Fidel Castro, un «grand chef d’État… qui a commis des erreurs»

Résidant à Cuba depuis près de 20 ans, Marcel Fréchette ne pleure pas la disparition de Fidel Castro… comme il ne l’avait pas fait au moment du décès des anciens premiers ministres René Lévesque et Jacques Parizeau, les deux plus grands à son avis. «Je n’ai jamais été du genre à déifier les gens. Fidel a été un grand homme d’État, mais comme tous les politiciens, il a commis des erreurs», dit M. Fréchette.

Il n’hésite pas à parler de l’ex-président cubain comme d’un dictateur, «un dictateur fort», avançant même que «ça en prend un peu», en Amérique Latine. «Mais il n’a pas été un dictateur comme en Haïti, qui s’en est mis plein les poches.»

Le peuple cubain doit beaucoup à Castro, poursuit l’ex-professeur d’histoire au cégep de Victoriaville.

«C’était un bonhomme très intelligent, capable de discourir pendant des heures, sans papiers. Il était très documenté. Il a compris que ventre affamé n’a pas d’oreilles. Sa première réforme touchait l’agriculture, stimulant la possibilité de produire. Ses autres réformes ont révolutionné l’éducation; il ne voulait pas que les gens le suivent parce qu’ils sont d’accord, pas seulement parce qu’ils sont des suiveux. Enfin, il a réformé le système de santé.»

Plus que Le Che (Guevara) qui était un «militaire et un combattant», Fidel Castro était un réformiste, un grand inspirateur pour des pays comme le Mozambique et l’Angola, les aidant à gagner leur indépendance, croit encore M. Fréchette.

«Je suis critique quand je suis à Cuba. Mais quand je suis à l’extérieur, je défends Cuba bec et ongles. Je suis admiratif du peuple cubain qui a su faire des sacrifices pour son indépendance.»
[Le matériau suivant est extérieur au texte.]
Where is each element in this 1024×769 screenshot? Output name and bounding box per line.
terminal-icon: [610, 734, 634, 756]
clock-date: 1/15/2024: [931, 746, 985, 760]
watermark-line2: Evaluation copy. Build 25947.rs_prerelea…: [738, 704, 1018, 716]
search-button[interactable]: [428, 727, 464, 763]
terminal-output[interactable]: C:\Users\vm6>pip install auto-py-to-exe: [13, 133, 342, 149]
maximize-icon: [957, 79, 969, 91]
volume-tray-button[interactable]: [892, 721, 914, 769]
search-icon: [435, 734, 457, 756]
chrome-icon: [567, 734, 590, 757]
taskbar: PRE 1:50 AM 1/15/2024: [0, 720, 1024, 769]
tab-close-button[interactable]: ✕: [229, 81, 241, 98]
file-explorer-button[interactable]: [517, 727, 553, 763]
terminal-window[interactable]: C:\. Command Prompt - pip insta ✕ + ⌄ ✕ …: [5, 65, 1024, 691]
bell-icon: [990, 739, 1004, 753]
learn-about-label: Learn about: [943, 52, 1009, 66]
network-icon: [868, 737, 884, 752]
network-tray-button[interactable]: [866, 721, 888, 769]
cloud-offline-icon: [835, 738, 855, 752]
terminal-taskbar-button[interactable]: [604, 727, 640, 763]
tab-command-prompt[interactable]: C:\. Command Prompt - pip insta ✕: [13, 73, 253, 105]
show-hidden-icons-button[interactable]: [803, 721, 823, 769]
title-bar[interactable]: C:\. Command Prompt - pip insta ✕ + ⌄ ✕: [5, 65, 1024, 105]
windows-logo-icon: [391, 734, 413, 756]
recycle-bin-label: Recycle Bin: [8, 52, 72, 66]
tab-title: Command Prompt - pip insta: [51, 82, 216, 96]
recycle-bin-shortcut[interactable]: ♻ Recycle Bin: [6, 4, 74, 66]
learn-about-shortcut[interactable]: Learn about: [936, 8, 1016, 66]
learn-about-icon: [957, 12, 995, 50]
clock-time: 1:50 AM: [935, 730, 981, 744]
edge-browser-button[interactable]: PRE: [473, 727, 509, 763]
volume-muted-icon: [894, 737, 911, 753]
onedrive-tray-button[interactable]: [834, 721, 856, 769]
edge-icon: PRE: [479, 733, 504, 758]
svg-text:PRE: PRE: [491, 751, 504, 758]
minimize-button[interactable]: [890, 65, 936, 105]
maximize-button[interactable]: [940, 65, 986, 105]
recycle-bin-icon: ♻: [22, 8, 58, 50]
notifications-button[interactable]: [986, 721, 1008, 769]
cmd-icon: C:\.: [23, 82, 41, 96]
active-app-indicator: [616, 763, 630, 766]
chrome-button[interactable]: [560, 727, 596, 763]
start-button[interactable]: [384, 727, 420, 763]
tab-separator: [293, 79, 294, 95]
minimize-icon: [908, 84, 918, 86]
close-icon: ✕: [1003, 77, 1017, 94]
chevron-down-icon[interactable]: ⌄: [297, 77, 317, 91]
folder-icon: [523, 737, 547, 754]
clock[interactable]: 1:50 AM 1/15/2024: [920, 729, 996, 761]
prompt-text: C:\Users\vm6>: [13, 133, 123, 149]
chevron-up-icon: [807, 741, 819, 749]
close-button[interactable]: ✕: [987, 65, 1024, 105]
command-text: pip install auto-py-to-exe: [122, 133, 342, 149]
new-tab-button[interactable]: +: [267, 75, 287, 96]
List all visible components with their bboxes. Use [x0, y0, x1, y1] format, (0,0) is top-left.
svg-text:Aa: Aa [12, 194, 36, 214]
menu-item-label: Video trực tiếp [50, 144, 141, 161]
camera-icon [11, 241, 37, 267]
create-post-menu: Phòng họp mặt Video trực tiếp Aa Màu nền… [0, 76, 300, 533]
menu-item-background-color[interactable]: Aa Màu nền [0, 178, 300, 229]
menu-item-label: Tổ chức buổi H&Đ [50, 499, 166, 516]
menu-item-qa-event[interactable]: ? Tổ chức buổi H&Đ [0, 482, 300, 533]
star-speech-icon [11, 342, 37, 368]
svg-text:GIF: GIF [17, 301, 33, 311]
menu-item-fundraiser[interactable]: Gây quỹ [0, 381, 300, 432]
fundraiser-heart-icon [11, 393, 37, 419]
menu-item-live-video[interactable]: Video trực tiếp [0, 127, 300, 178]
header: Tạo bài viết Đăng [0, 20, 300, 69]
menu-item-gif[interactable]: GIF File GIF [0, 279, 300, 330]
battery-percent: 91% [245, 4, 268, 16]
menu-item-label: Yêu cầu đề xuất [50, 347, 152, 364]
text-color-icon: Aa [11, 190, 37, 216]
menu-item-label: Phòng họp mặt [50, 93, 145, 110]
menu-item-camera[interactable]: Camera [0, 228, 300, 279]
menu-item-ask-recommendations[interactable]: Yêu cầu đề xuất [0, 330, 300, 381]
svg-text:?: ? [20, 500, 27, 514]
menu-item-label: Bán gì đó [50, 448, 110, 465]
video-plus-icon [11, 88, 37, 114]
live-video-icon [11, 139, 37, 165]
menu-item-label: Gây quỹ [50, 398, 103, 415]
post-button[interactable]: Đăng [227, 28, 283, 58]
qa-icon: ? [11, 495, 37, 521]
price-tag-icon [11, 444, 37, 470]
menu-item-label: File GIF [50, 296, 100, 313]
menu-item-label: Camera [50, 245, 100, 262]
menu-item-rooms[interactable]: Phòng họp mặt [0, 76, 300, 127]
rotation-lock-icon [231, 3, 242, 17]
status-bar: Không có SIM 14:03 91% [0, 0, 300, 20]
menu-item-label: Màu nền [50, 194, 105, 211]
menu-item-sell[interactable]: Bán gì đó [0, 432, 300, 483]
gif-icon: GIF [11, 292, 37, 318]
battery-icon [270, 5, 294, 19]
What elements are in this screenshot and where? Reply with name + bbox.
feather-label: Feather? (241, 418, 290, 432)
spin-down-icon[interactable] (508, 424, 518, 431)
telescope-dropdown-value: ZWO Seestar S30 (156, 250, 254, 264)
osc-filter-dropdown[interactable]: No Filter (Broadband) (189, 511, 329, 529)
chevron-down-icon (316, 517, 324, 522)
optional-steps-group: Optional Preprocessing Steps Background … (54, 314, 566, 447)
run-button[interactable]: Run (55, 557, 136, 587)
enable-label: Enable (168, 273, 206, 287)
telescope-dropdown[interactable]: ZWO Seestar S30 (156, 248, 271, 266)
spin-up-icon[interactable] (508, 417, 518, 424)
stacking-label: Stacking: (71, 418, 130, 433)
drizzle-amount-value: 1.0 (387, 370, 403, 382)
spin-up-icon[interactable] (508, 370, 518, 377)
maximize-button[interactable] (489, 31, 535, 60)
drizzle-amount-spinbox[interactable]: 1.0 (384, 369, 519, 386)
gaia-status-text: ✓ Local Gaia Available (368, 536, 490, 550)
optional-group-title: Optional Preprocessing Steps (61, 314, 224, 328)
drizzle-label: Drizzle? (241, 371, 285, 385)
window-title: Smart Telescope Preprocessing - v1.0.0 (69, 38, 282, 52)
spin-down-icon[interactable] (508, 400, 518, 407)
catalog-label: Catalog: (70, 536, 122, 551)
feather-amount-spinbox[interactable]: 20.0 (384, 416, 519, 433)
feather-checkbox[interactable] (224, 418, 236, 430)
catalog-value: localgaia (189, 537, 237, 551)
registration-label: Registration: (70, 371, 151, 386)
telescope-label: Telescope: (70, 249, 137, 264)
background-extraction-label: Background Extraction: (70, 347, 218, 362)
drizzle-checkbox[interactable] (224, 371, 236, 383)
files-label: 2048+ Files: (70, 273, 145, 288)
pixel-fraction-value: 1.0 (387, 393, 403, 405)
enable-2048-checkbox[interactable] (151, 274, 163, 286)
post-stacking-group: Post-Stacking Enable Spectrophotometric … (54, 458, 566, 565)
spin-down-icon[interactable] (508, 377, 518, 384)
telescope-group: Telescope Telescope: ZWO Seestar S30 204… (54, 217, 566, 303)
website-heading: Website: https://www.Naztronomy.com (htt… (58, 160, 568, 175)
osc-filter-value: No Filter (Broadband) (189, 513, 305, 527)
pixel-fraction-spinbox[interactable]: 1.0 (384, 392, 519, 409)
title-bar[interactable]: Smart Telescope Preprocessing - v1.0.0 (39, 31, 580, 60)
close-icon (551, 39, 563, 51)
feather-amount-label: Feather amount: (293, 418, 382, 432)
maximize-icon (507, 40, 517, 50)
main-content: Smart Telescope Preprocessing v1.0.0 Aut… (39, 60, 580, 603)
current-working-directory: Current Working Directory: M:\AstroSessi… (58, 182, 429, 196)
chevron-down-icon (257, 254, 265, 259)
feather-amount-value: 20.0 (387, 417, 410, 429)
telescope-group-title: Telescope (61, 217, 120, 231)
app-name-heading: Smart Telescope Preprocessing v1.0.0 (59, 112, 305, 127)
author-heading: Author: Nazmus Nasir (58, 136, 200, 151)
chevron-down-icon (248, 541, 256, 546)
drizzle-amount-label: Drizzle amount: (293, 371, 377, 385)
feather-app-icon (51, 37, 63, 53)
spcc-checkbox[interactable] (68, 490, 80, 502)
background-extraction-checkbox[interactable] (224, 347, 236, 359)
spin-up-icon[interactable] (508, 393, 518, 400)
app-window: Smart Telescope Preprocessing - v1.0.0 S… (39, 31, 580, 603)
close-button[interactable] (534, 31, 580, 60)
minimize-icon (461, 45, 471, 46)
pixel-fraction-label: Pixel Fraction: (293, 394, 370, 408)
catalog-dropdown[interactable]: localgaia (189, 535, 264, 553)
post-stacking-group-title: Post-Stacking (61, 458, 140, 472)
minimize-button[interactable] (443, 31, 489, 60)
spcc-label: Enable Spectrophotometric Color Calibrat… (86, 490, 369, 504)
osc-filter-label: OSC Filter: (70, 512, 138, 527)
Marcel Fréchette parle peut-être à travers le filtre de ses propres convictions politiques lorsqu’il s’exprime ainsi lui qui, il y a tout juste 40 ans, convoitait la bannière du Parti québécois dans Arthabaska. C’est Jacques Baril qui l’avait alors emporté, M. Fréchette se rangeant comme ardent militant dans le camp du député pendant toute la carrière politique de ce dernier.

Se définissant davantage Cubain que Québécois, Marcel Fréchette ne s’attend pas à ce que la mort de Castro entraîne de grands changements. Même avec l’élection récente de ce grand «analphabète politicien» qu’est Donald Trump.

«Cuba va continuer sa lutte. La première économie de Cuba, ce n’est pas le tourisme comme on a tendance à le penser, mais c’est la santé et des étrangers comme moi qui amènent de l’argent dans le pays.»

Comme il l’avait dit en entrevue en avril dernier à lanouvelle.net (lors d’un de ses séjours à Victo), Marcel Fréchette soutient que les institutions cubaines sont bien établies, de même que les comités de défense de la révolution.

Ce sont les institutions qui font défiler les écoliers à l’occasion des neuf jours de deuil national, soutient-il.

Pendant ces jours de deuil, certains magasins et banques sont fermés. On ne vend pas d’alcool et il est interdit d’en consommer dans les rues. «Au resto hier soir (dimanche), on ne nous en servait pas. Je respecte ces restrictions», dit M. Fréchette, qui a aussi dû troquer les shorts contre des pantalons longs pour marcher dans les rues de Santa Clara où il vit.

Le premier ministre Justin Trudeau aurait finalement décidé de ne pas se rendre aux funérailles de Fidel Castro. «Mais son père, Pierre Elliot, y serait allé», croit Marcel Fréchette. «En voilà un autre qui était exceptionnel comme l’étaient Lévesque et Parizeau. On peut avoir de l’admiration pour des hommes politiques, même si on n’est pas en accord avec eux», admet le Cubain d’adoption de 75 ans.